The flip side of that, is that it has never been easier to have global conversations, exchange ideas, learn and impact others.  For me, there's no debate here; I'll take the Web 2.0 with all its bundled issues, over the isolationism of thought that preceeded it.

Certainly Web 1.0 had its strengths - with content difficult to create and make available, generally only "experts" would do so.  These days, anyone with a mouse can update Wikipedia and become an "expert."   While this creates a certain responsibilty for the reader to carefully vet their sources, it also opens up the possiblity for everyone to become and "expert"  - and most people know quite a bit about at least one particular subject. 

The best part about this "global dialog" is that people tend to be pretty smart, and that information will - over time - resolve itself into something that is useable and trustworthy.  This is the basic idea behind "crowdsourcing."  By allowing the dialogue to unfold publicly a fuller understanding of whatever topic is at hand comes out.  The early days of the internet (and pre-internet as well) were a monologue.  Today, we have a dialogue, and we are better for it.

It also allows the trimming of a once-broad brush into a finer resolution.  At one time, an "expert" could say "X is bad." or "Y is the best product/method/idea."  and that would be that.  Now... someone says "X is bad" and hundreds or thousands of people comment or write blogs about it.  Maybe it is, maybe it isn't.  Maybe the original author had incomplete experience, or maybe we do.  I've read some facinating discussions on blog comments and forums, many of which have successfully challenged my own ideas.  And occaisionally, I've been allowed to educate someone, or successfully challenge their ideas.  But almost always, there is common ground to be discovered, and from there, real understanding grows.

I'm not going to get into what caused me to write this post.  Some of you might already know.  Truth be told, it has been brewing for a while, and finally came to fruition.  What I will say is this: keep the conversation going, don't shut off ideas just because they challenge your beliefs, and don't be offended as as first reaction.  When offense comes into play (especially when none was intended) it shuts down the whole process.  Unless someone writes specifically about you ("So-and-so is an idiot.) there is probably not a reason to be offended.  Instead, challenge back, respectfully, and let love guide you.  And heed the words of James 1:19-20:

So then,my beloved brethren, let every man be swift to hear, slow to speak, slow to wrath; for the wrath of man does not produce the righteousness of God.
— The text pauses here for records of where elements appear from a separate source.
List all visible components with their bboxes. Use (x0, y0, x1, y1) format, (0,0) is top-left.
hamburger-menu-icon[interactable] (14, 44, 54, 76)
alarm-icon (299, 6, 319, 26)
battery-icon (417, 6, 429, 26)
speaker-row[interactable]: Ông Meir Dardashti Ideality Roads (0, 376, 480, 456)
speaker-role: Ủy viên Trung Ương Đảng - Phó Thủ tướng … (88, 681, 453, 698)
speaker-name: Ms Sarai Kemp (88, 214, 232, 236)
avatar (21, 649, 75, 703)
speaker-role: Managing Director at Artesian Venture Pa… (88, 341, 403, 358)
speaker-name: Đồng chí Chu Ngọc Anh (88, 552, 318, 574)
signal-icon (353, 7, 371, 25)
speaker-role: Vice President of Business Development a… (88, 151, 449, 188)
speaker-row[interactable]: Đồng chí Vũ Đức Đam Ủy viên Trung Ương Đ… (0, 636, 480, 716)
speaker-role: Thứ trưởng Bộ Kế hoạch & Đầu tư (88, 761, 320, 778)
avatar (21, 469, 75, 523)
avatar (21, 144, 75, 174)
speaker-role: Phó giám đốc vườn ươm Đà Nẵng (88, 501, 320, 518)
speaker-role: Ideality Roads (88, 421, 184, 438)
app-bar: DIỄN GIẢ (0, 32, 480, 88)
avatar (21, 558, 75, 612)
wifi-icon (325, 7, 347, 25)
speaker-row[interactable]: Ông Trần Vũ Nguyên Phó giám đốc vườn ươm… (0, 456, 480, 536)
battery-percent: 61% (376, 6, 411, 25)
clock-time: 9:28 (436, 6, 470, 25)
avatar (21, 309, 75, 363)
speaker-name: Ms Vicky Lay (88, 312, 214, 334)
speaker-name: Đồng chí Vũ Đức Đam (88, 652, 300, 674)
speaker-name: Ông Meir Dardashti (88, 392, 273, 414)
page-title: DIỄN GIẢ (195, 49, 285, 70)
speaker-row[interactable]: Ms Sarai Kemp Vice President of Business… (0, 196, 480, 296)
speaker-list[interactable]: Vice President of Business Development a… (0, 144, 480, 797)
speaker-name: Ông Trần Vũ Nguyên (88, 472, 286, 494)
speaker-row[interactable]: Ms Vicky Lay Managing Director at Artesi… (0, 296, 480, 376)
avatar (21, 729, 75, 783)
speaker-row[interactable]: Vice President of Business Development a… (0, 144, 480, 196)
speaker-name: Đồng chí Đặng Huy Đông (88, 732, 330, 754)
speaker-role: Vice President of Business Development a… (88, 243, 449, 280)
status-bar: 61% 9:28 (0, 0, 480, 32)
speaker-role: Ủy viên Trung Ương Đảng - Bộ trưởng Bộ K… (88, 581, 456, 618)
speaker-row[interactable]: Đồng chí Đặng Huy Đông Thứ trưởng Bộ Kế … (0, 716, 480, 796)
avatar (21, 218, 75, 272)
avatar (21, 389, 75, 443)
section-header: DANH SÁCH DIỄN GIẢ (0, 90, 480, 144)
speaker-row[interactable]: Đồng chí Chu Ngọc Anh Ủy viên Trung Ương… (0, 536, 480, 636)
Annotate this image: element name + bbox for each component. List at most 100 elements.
  1. bravo man..i totally agree.
    and im glad i can call you a friend. its an honor bro

  2. This is what makes Christianity even more amazing in my mind. The ability to disagree on some of the finer points that make up our vast tapestry of denominations yet at the same time to be able to come together and agree on the fundamental reason for it all - Christ Jesus.
    As a cradle Catholic who is currently involved in a Pentecostal church plant I completely understand the need to be patient and ecumenical when it comes to people's individual theology and ideology. It's what defines us. All the more reason to embrace each other's differences if it causes us to become even more fervent and passionate in our own faith. It's only when these things are done in a self-serving manner, and move us away from the fundamentals of the Gospel, that they become unacceptable. Kudos Michael, and I concur completely with all that you've said.

    These are the ones who split churches, thinking only of themselves. There’s nothing to them, no sign of the Spirit! - Jude 1:19 MSG

  3. Thanks for the comments, guys.

    At our pastor's meeting this week, our senior pastor encouraged us out of Romans 12. KInda fitting in light of this.
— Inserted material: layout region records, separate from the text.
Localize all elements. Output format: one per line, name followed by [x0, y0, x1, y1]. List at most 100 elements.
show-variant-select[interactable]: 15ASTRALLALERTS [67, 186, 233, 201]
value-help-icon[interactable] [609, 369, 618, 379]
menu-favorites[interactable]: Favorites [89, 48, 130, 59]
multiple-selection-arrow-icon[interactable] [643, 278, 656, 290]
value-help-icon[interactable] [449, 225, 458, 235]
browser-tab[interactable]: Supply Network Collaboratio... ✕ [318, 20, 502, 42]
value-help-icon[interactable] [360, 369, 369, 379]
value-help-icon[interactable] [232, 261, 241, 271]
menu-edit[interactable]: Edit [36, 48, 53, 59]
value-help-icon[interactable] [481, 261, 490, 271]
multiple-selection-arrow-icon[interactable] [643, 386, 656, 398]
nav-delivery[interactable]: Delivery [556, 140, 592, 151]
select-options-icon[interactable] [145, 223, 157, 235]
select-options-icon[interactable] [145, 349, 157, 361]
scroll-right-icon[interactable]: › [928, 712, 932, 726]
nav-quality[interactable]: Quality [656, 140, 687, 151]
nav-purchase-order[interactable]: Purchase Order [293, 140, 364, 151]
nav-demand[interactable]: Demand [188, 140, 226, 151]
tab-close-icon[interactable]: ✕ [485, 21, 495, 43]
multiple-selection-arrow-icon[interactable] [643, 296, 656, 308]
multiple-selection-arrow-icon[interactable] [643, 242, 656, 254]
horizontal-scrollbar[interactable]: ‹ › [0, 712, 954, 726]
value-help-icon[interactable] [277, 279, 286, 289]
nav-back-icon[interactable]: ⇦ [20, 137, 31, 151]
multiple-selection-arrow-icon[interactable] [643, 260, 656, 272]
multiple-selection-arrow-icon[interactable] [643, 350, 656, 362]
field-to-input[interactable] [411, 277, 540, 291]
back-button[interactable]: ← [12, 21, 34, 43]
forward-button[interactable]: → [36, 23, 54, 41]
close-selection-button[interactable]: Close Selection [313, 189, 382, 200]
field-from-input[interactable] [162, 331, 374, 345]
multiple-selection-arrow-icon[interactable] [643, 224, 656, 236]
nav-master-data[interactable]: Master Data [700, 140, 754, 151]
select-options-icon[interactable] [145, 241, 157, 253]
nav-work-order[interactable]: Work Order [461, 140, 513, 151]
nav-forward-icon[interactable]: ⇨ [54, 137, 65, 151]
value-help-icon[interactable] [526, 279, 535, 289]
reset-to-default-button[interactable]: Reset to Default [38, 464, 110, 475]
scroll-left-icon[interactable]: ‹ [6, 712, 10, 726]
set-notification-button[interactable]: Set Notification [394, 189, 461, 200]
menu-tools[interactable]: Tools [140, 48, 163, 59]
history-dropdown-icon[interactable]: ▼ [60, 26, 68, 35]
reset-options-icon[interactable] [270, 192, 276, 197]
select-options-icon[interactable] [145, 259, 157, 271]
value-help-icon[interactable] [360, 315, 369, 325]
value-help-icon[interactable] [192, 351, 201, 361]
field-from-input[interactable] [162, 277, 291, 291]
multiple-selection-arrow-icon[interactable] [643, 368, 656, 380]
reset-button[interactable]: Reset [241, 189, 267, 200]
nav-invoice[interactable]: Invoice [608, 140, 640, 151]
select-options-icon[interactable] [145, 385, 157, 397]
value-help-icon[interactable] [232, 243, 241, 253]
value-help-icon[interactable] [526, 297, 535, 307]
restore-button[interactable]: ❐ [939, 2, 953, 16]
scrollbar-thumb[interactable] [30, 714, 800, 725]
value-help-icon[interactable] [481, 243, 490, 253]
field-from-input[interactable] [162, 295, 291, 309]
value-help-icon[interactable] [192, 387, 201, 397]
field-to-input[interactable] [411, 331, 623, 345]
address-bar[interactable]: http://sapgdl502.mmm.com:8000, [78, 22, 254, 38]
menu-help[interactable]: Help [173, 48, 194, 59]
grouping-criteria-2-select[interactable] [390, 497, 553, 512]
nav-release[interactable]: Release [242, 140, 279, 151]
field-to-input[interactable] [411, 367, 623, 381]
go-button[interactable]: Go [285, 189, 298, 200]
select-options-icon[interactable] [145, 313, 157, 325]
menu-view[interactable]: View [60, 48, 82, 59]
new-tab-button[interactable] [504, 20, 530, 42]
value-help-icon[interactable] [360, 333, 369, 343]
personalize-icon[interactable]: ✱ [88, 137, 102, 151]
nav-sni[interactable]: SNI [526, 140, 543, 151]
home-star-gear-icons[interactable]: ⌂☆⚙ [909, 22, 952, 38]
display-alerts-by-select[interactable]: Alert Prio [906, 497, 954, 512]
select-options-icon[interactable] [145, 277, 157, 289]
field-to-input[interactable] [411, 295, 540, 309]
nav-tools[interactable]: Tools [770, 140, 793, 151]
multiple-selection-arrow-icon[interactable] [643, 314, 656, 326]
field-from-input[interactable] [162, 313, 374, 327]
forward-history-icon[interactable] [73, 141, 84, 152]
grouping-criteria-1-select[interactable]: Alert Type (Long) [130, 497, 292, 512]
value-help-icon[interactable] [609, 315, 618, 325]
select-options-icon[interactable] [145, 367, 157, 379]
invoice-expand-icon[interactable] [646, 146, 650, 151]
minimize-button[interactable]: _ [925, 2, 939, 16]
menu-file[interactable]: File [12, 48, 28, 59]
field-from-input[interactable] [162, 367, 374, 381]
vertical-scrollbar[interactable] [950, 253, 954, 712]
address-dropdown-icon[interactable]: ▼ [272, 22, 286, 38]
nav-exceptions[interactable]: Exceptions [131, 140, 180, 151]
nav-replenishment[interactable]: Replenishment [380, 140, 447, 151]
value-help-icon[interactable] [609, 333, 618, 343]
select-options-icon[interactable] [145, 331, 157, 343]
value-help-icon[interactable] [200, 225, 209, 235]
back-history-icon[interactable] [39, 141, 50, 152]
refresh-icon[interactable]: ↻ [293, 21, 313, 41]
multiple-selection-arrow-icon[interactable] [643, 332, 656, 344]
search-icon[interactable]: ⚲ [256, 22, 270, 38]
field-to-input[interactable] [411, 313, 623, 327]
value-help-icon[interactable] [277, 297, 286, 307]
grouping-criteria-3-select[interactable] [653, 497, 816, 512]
  4. I quite liked Web 1.0 - cut some of the noise down in the system, and html isn't really *that* hard.


    I'm half serious. It's great that any and everyone can access the web, but the problem is that they all seem to want to, all the time, without pausing to evaluate what they're adding to it. Hopefully the process of data mining and refined searching will become easier, even as the art of google-whacking becomes more difficult.